The length one moves go from odd to even number and vice versa. The length two moves go from even to a different even number or from odd to a different odd number. If we denote $P_1,P_2,\dots ,P_{36}$ the numbers of visited fields, then it follows that among $P_2,P_3,P_4,P_5$ is each number (from $1$ to $4$) exactly once ($P_2$ and $P_3$ are different numbers with the same parity, and $P_4,P_5$ as well, only the parity is different). From the same reasons, any of the four numbers is among $P_{4k+2},P_{4k+3},P_{4k+4},P_{4k+5}$ for arbitrary $k\in \{0,1,\dots ,7\}$. Between the numbers $P_2,P_3,\dots ,P_{33}$ is thus any of the numbers $1$ to $4$ exactly eight times.

The number $4$ is on the chessboard just eight times, thus none of $P_1,P_{34},P_{35},P_{36}$ can be $4$. The numbers $P_{34}$ and $P_{35}$ have the same parity and are different (they are the length two move apart). The number $4$ is not among them, therefore both must be odd.
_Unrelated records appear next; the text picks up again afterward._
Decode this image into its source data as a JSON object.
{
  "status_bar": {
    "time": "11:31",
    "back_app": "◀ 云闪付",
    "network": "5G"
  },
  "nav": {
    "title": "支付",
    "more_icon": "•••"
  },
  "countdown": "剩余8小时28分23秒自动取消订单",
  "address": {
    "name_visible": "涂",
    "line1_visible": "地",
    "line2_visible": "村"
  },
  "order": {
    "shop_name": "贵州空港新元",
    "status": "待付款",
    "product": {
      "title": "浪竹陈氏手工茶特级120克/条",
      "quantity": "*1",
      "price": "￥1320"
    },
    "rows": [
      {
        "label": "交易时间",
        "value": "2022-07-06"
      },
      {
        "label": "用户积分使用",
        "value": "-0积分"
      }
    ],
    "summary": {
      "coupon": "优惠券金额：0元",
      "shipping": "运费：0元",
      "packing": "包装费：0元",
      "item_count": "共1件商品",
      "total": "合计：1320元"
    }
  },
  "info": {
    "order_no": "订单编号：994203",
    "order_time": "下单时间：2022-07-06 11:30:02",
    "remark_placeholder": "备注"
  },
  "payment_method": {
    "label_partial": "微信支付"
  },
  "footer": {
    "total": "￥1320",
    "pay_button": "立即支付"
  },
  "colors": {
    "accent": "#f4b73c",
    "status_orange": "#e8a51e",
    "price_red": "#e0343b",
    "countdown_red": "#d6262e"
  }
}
Then $P_{36}$ has to be even and $P_1$ as well. Thus it has to be number $2$.

The initial field ($P_1$) thus has to be one of the coloured fields on the left chessboard. One can repeat the arguments for the numbering of the right chessboard (just a rotation of the left one). Since no field has number $2$ on both chessboards, we come to a contradiction. The initial field cannot be chosen.